Jesse Mac Cormack

SOLO

Sortie le 08 avril 2022

Secret City Records

Jesse Mac Cormack commence enfin à saisir le sens réel de sa musique. Son deuxième album studio est aussi perçant qu’un regard, aussi tendre qu’un au revoir. C’est une collection de chansons électroniques qui se gonflent et se cassent comme les vagues sur une rive. L’enregistrement a été tour à tour enrichissant, paisible, solitaire, anxiogène. Le temps, la distance et une thérapie ont permis à l’auteur-compositeur montréalais de finalement comprendre tout ce qu’il souhaitait exprimer.

 

« Peu importe ce que tu vis, tu seras toujours seul avec ce que tu vis », me raconte Mac Cormack. Nous sommes sur la terrasse sur son toit par une journée ensoleillée, près des boîtes de jardinage qu’il entretient soigneusement. Les écureuils s’attaquent toujours aux tomates, me dit-il en riant, d’un ton résigné. On peut contrôler certaines choses; d’autres non.

 

Cette leçon a été difficile à assimiler. Au plus fort de la pandémie, alors qu’une relation se terminait, Mac Cormack se souvient avoir envoyé un message à son thérapeute : « Je ne te rencontre pas chaque semaine seulement pour passer le temps.
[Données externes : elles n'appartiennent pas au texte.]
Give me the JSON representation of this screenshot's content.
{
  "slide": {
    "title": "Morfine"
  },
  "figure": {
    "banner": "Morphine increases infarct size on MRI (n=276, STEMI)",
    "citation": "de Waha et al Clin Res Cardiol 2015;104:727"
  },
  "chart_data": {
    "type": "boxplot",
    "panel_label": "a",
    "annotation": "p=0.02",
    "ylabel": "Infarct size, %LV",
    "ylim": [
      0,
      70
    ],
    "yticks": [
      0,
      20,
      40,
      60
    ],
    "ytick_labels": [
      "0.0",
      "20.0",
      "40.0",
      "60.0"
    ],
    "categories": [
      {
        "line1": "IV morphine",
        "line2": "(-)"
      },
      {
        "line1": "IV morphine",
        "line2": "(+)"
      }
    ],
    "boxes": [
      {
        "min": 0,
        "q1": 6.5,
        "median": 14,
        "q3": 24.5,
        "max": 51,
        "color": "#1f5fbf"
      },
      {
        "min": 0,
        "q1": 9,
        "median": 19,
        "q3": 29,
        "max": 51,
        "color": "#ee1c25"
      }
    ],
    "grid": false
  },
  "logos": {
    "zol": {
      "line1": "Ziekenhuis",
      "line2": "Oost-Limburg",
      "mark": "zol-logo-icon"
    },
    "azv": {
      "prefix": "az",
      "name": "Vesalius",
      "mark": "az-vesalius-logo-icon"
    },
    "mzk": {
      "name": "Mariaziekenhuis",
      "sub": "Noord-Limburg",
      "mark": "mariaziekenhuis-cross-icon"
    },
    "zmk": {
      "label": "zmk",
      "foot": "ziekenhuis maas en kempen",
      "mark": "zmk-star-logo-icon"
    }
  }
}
Je veux que ça saigne », a affirmé le musicien, qui voulait que leur travail ait des répercussions concrètes. Lors de la séance suivante, son thérapeute a expliqué : « Ce message que vous m’avez envoyé? Vous l’envoyiez vraiment à vous-même. Vous preniez une décision. »

 

Cette décision — d’aller de l’avant, de changer, de se voir pour qui il est réellement — reflète son parcours des deux dernières années et aussi celui de SOLO, qui brille, tremble et bat au rythme du cœur d’un artiste en magnifique évolution. Bien que marqué par la peur et les déceptions des dernières années ainsi que les cicatrices de l’enfance, SOLO est bien plus empreint de douceur que Now (2019), premier album de Jesse encensé par la critique. Ayant compris que tout ce qu’il est aujourd’hui provient de ce qu’il a vécu, il n’agit plus en réaction, il est apaisé.

 

Retour en arrière jusqu’au printemps 2020 — confiné dans un chalet, Mac Cormack est assis par terre avec un ordinateur, un clavier, une guitare. Il fait de la musique en silence, tentant de ne déranger personne. « A&E » est une chanson à propos de l’échec amoureux, de l’inatteignable paradis. (Ses paroles se font entendre deux fois sur SOLO, resurgissant lors de la dernière pièce, « Pattern ».) Une autre chanson,

« LBTA », s’accroche au souvenir de l’amour, remontant à une époque où la passion semblait plus simple, assez proche pour qu’on y touche. « I wish you were my runaway » chante Mac Cormack. Il exprime dans cette chanson, le désir profond de croire que cette personne puisse être la bonne, la seule. Cependant aujourd’hui, à 32 ans, son regard est différent : ne s’est-il pas plutôt perdu, oublié pour devenir quelqu’un d’autre finalement.

 

D’autres pièces abordent le déni, l’apocalypse (« Blue World »), et une fantaisie psychédélique au Festival de musique émergente de Rouyn-Noranda (« All at Once »). « Untitled » rêve d’un nouvel amour et de son potentiel, alors que « L.A. Sky » et « The Hills » rendent toutes deux visite à la Californie : la première évoquant les possibilités supposément infinies de Los Angeles, et la seconde racontant l’histoire d’une vedette hollywoodienne imaginaire et son irresponsable déclin. À travers le tout, Mac Cormack crée un univers sonore à la fois percutant et intimiste, influencé par les textures électroniques de James Blake, Little Dragon, Caribou et SUUNS. Mac Cormack joue à nouveau de pratiquement chaque instrument lui-même. Les boîtes à rythmes sont entourées d’envolées de synthés; les mauvais sorts tourbillonnent auprès d’airs amoureux. Mac Cormack a caché beaucoup d’inconfort au sein d’un album chaleureux et lumineux, comme une tempête avant qu’elle éclate — et même à présent, après coup, il y a encore des éclairs dans l’air.